I've substituted stupid-park runs for an hour on the elliptical at my goal HR. And I've just taken full days off. No running. No guilt. I keep expecting to get yelled at for taking another day off, and I just get the same "Grasshopper: you are in recovery mode. Wax on/wax off."
RC told me Saturday to look at it as a reward for all my hard work leading up to the PR of all PR's.
Btw, who shaves a full 2 minutes off of their PR time?? I do! I do!
He keeps telling me to get prepared for the next phases of training (new goals: PR in a 10k in August, and HOLD ON TO YOUR HORSES: a sub-22 minute 5k on Labor Day...no, that wasn't a typo. I said S-U-B-22 minute 5k). Holy cow.
He told me on these next phases he'd cure me of saying "that was easy." He said there would be no more "lah tee dah...that was so much fun..." posting on my blog. He said it would be hard and it would be no laughing matter (or something like that).
But guess what?
I don't think he can cure me of saying all of this is EASY.
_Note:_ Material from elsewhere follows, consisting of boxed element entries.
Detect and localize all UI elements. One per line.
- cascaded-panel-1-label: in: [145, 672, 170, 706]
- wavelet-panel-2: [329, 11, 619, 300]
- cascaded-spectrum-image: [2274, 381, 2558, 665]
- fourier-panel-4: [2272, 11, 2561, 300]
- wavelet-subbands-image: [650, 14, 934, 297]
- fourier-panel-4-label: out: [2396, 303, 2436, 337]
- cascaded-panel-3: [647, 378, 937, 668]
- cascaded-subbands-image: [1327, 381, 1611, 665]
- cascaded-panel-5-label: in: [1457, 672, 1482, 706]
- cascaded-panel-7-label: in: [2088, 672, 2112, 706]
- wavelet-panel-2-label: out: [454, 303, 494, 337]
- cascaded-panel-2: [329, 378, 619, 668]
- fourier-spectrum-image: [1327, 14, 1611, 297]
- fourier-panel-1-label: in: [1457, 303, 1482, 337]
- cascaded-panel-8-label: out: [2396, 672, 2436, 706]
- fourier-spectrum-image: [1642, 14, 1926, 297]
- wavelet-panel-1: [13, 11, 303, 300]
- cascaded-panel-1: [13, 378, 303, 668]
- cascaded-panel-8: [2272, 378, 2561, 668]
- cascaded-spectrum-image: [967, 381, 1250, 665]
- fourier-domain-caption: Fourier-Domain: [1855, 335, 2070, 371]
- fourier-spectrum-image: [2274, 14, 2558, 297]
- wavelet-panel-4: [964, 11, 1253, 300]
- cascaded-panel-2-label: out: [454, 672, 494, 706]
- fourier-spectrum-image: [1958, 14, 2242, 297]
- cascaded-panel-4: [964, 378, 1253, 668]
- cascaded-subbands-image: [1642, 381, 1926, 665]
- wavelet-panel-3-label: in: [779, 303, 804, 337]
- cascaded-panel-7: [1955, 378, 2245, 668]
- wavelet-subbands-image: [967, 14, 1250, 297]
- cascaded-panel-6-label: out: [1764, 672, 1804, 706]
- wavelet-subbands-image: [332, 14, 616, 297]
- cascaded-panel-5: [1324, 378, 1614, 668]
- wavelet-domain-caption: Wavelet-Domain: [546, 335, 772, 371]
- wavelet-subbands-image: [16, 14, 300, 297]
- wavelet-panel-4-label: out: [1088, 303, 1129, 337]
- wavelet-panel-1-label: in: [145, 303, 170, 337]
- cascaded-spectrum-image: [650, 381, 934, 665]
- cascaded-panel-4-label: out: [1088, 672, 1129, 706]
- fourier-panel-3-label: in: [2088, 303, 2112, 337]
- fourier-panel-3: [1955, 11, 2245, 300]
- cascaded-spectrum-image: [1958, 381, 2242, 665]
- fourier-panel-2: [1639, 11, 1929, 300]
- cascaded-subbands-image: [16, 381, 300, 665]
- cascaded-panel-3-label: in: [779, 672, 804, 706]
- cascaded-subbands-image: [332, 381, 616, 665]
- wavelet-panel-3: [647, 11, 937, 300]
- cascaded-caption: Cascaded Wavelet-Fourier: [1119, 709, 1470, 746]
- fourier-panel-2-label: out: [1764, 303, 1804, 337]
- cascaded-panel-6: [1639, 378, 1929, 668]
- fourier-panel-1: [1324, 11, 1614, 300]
Yes, doing 6 x 400m hill repeats at an 8:00 min pace on Saturday was hard. I even felt a little throw up in the back of my mouth on repeat #4. But, really...when it was all over with I was able to look back on that and say "that was easy."
No, not easy, like I could have done it 10 more times. But geez, I've spent the last 3 years of my running life thinking that all of this was IMPOSSIBLE...so doing it...finishing it...even if I do vomit...it's still ALOT EASIER than I ever ever ever ever would have thought it would be.
And until I convince myself that any of this is IMPOSSIBLE, I will still call whatever RC throws at me easy.
And he'll just have to deal with it.
I'm certain there will be many days that I'm running some insane distance at some insane time that I will wonder what RC's head would look like flattened on the pavement. I'm sure the thought of RC getting slugged by a girl may fall into my thought pattern. I'm sure at some point I will think about Facebooking his wife to tell her that she is a Saint for dealing with him. Yes, I'm certain all of those thoughts will, or have crossed my mind.
But...it's that moment when I get back in my car and I'm driving home...and I'm thinking about what to post on my blog...or how crazy it is that I just ran 3 straight miles at a 7:30 pace...it's those moments when I realize that it was all sooooo freakin' easy.